A. Their compassion in dealing with local populations, and their technological prowess, are essential qualities in any modern military operation
Major Heloise Goodley, army chief of general staff’s research fellow at Chatham House, says that new skills are needed for the modern, machine-augmented battlefield.
“The proliferation of automation and artificial intelligence has not decreased the requirement for a human component in war, but it is changing the decision making and cognitive skills required of those soldiers. The army needs soldiers who have the intellectual and psychological aptitude to work in an increasingly automated operational environment, the very computer skills Generation Z have become derided for.” —The Independent 2019-01-05
This is not your father’s Army. It’s not even the Army I left 20 years ago. Back in 1998, on leaving the Army, I felt that global digital networks would change everything — they have. I have more recently noted that the future is networked & feminine and that we need to retrieve gender balance to adapt to new societal and economic realities. That balance is not just masculine/feminine but a balance that utilizes a broad range of human capabilities — including “phone zombies” & “snowflakes” as the UK recruiting posters state. Just look at the leadership skills that 32,000 respondents indicated were the most important in today’s work world.
The top traits are — Plans for the Future, Communicative, Decisive, Reasonable, Flexible, Intuitive, Patient, Resilient. Most of these are considered more feminine. Organizations can ignore these at their peril. A networked society is not an industrial society.
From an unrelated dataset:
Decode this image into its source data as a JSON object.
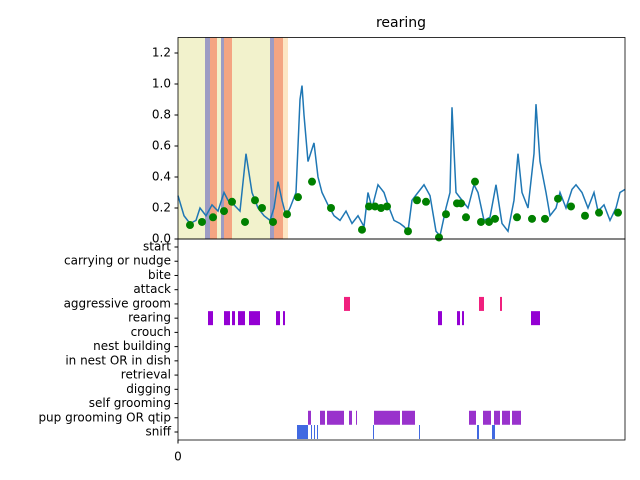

While many deride the military as a traditional institution that is not innovative, the reality of combat and operational stress sometime enables it to see beyond the range of business, especially companies focused on the next quarter. For example, the military integrates informal and social learning into its work, whereas many civilian organizations only develop formal instruction and leave the rest of workplace learning to chance. This missing half of training has been the secret of effective military units for centuries.
The British military is appealing to a sense of relatedness — “camaraderie and strong bonds that remain unique to soldiering, have been in decline in the workforce” — which should be the foundation for any workplace today. We need some control over our lives, we want to be good at something, and we want to feel that we belong with other people. I have said that the organizational design innovation we need today is connected people doing human work in organizational structures that promote self-determination. Diverse workplaces reflect a greater sense of humanity. Embrace the snowflakes.